Auxiliary Learning by Implicit Differentiation
Aviv Navon, Idan Achituve, Haggai Maron, Gal Chechik, Ethan Fetaya
TL;DR
AuxiLearn introduces a bi-level framework that uses implicit differentiation to optimize auxiliary learning for neural networks. It handles two settings: (i) learning a non-linear combination of predefined auxiliary losses to form a single coherent objective, and (ii) generating novel auxiliary tasks from data when none are provided, via a teacher-student setup. The optimization leverages the implicit function theorem to compute hypergradients with respect to auxiliary parameters, using Neumann-series approximations for efficiency. Theoretical analysis uncovers potential overfitting risks in the auxiliary space and highlights the Newton update as a key indicator of auxiliary usefulness. Empirically, AuxiLearn improves main-task performance across image segmentation and low-data classification tasks, often outperforming strong baselines and demonstrating effective automatic auxiliary design and weighting.
Abstract
Training neural networks with auxiliary tasks is a common practice for improving the performance on a main task of interest.
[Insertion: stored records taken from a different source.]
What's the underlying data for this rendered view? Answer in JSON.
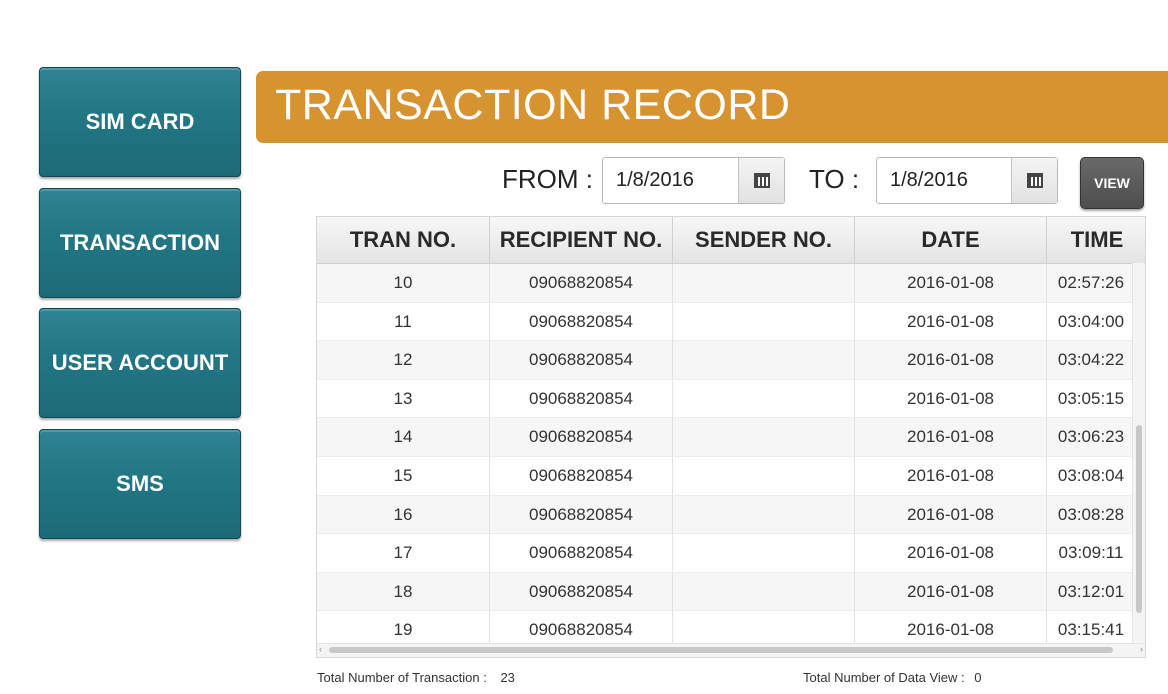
{
  "sidebar": {
    "items": [
      {
        "label": "SIM CARD"
      },
      {
        "label": "TRANSACTION"
      },
      {
        "label": "USER ACCOUNT"
      },
      {
        "label": "SMS"
      }
    ]
  },
  "header": {
    "title": "TRANSACTION RECORD"
  },
  "filter": {
    "from_label": "FROM :",
    "from_value": "1/8/2016",
    "to_label": "TO :",
    "to_value": "1/8/2016",
    "view_label": "VIEW"
  },
  "table": {
    "columns": [
      "TRAN NO.",
      "RECIPIENT NO.",
      "SENDER NO.",
      "DATE",
      "TIME"
    ],
    "rows": [
      [
        "10",
        "09068820854",
        "",
        "2016-01-08",
        "02:57:26"
      ],
      [
        "11",
        "09068820854",
        "",
        "2016-01-08",
        "03:04:00"
      ],
      [
        "12",
        "09068820854",
        "",
        "2016-01-08",
        "03:04:22"
      ],
      [
        "13",
        "09068820854",
        "",
        "2016-01-08",
        "03:05:15"
      ],
      [
        "14",
        "09068820854",
        "",
        "2016-01-08",
        "03:06:23"
      ],
      [
        "15",
        "09068820854",
        "",
        "2016-01-08",
        "03:08:04"
      ],
      [
        "16",
        "09068820854",
        "",
        "2016-01-08",
        "03:08:28"
      ],
      [
        "17",
        "09068820854",
        "",
        "2016-01-08",
        "03:09:11"
      ],
      [
        "18",
        "09068820854",
        "",
        "2016-01-08",
        "03:12:01"
      ],
      [
        "19",
        "09068820854",
        "",
        "2016-01-08",
        "03:15:41"
      ]
    ]
  },
  "footer": {
    "total_transaction_label": "Total Number of Transaction :",
    "total_transaction_value": "23",
    "total_view_label": "Total Number of Data View :",
    "total_view_value": "0"
  },
  "icons": {
    "calendar": "calendar-icon"
  }
}
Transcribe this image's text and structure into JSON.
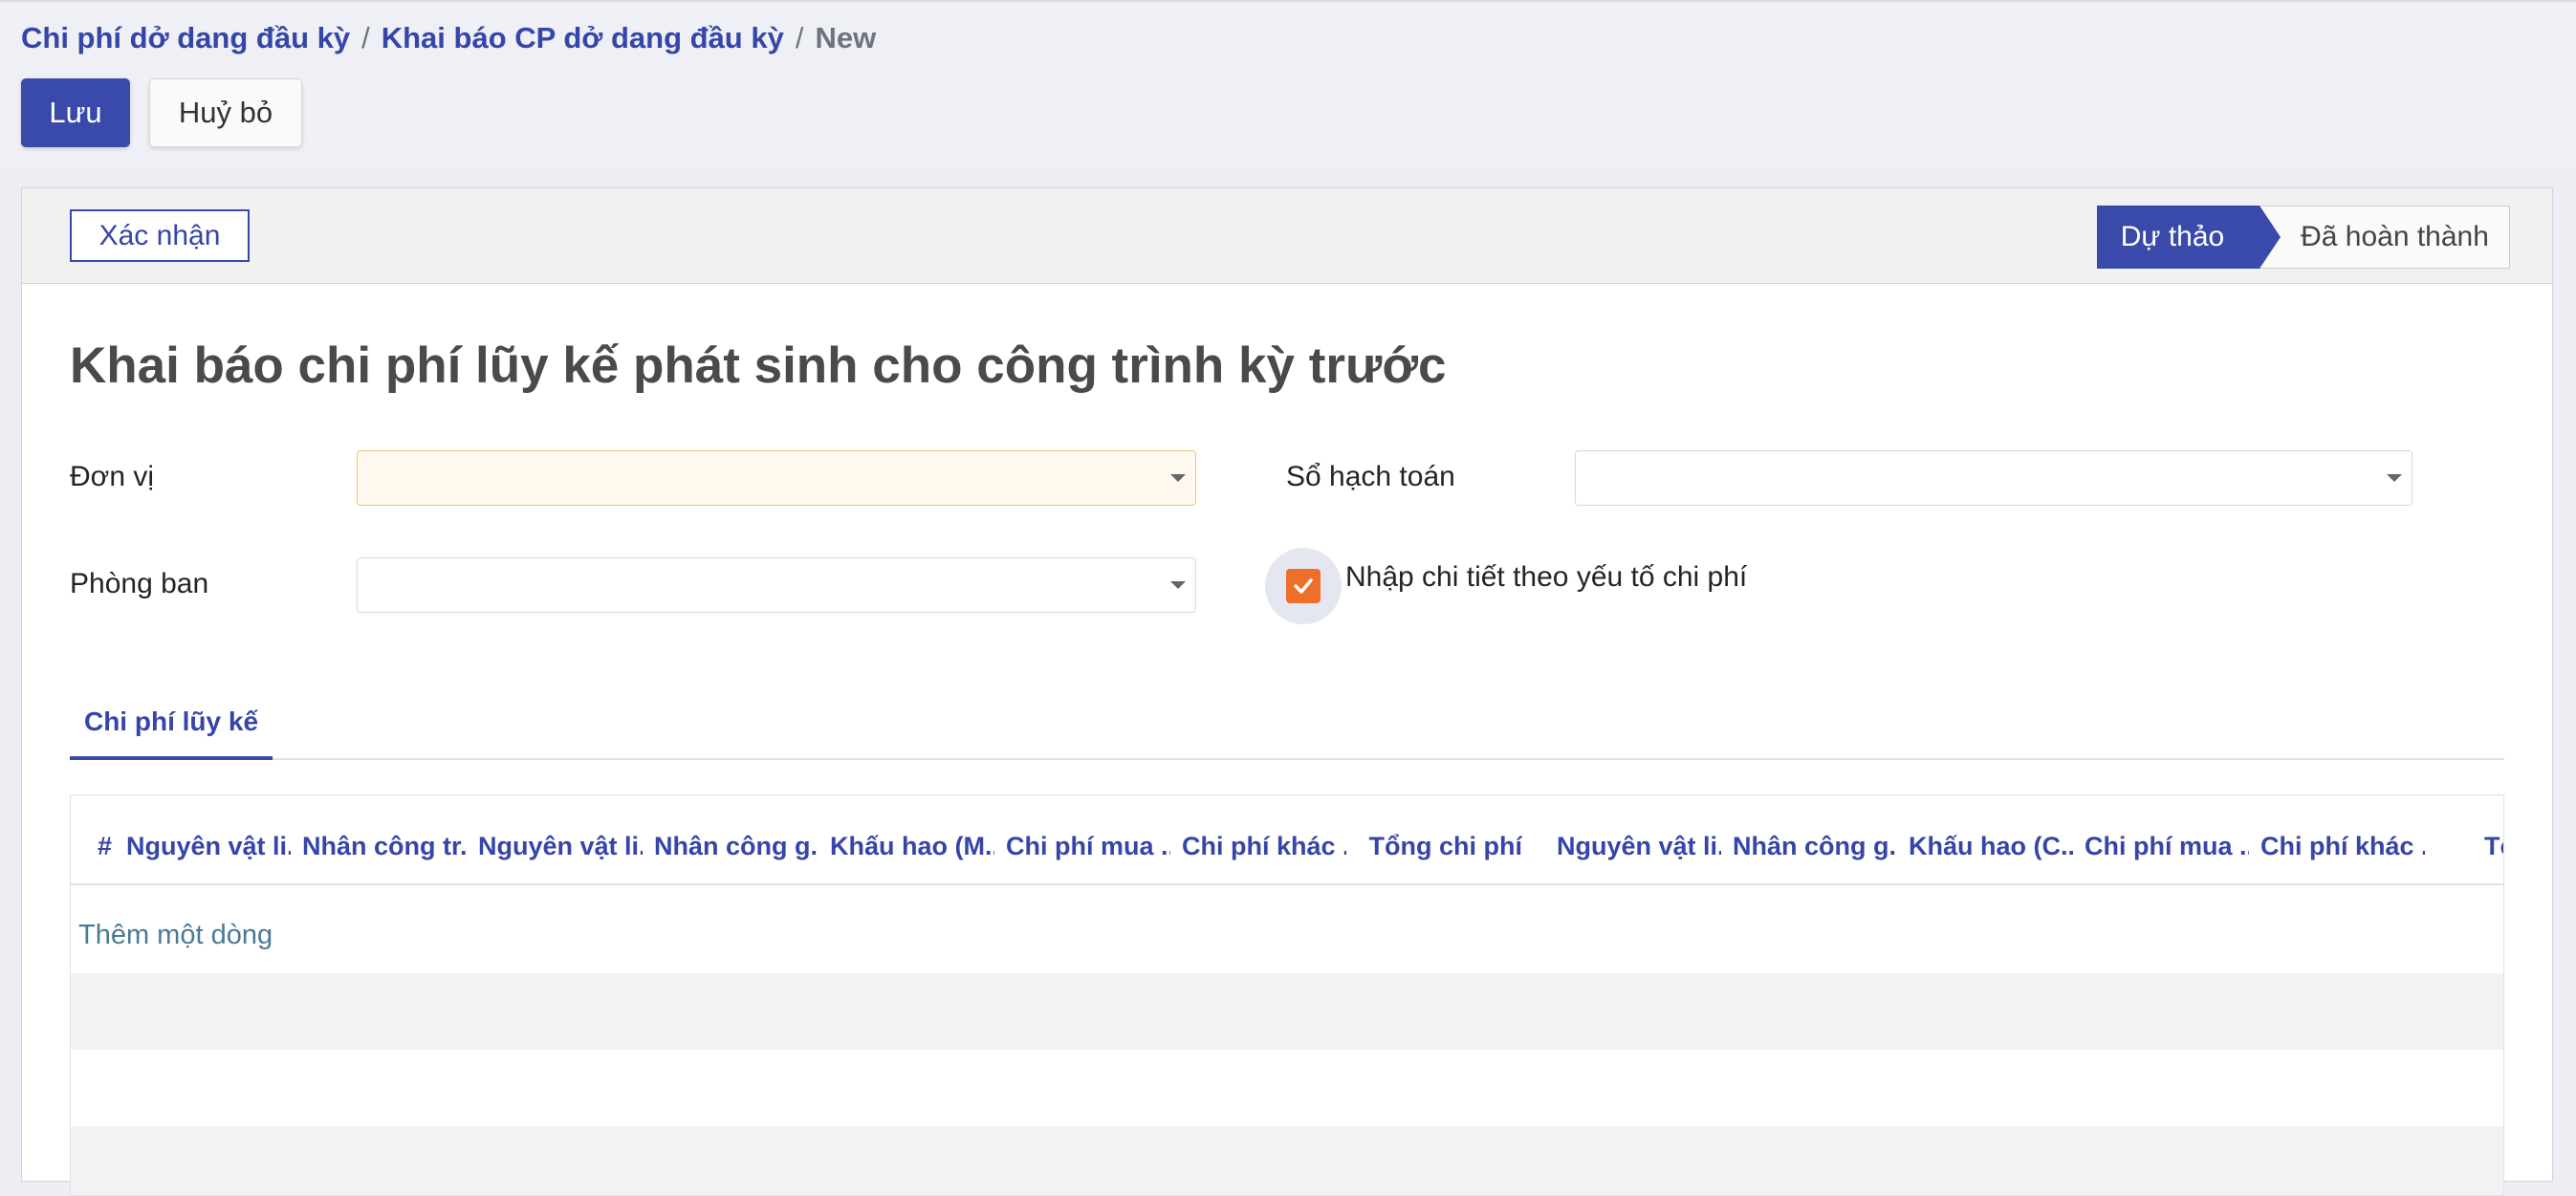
{
  "breadcrumb": {
    "items": [
      "Chi phí dở dang đầu kỳ",
      "Khai báo CP dở dang đầu kỳ"
    ],
    "separator": "/",
    "current": "New"
  },
  "toolbar": {
    "save_label": "Lưu",
    "discard_label": "Huỷ bỏ"
  },
  "statusbar": {
    "confirm_label": "Xác nhận",
    "stages": [
      "Dự thảo",
      "Đã hoàn thành"
    ],
    "active_stage": "Dự thảo"
  },
  "form": {
    "title": "Khai báo chi phí lũy kế phát sinh cho công trình kỳ trước",
    "fields": {
      "don_vi": {
        "label": "Đơn vị",
        "value": "",
        "required": true
      },
      "so_hach_toan": {
        "label": "Sổ hạch toán",
        "value": ""
      },
      "phong_ban": {
        "label": "Phòng ban",
        "value": ""
      },
      "nhap_chi_tiet": {
        "label": "Nhập chi tiết theo yếu tố chi phí",
        "checked": true
      }
    }
  },
  "tabs": [
    {
      "label": "Chi phí lũy kế",
      "active": true
    }
  ],
  "table": {
    "columns": [
      "#",
      "Nguyên vật li...",
      "Nhân công tr...",
      "Nguyên vật li...",
      "Nhân công g...",
      "Khấu hao (M...",
      "Chi phí mua ...",
      "Chi phí khác ...",
      "Tổng chi phí",
      "Nguyên vật li...",
      "Nhân công g...",
      "Khấu hao (C...",
      "Chi phí mua ...",
      "Chi phí khác ...",
      "Tổ"
    ],
    "add_line_label": "Thêm một dòng",
    "rows": []
  },
  "colors": {
    "primary": "#3a4aaa",
    "link": "#3645a8",
    "checkbox": "#ee6e2a",
    "required_field_bg": "#fff8ee"
  }
}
Two main challenges arise in this multi-task learning setting: (i) designing useful auxiliary tasks; and (ii) combining auxiliary tasks into a single coherent loss. Here, we propose a novel framework, AuxiLearn, that targets both challenges based on implicit differentiation. First, when useful auxiliaries are known, we propose learning a network that combines all losses into a single coherent objective function. This network can learn non-linear interactions between tasks. Second, when no useful auxiliary task is known, we describe how to learn a network that generates a meaningful, novel auxiliary task. We evaluate AuxiLearn in a series of tasks and domains, including image segmentation and learning with attributes in the low data regime, and find that it consistently outperforms competing methods.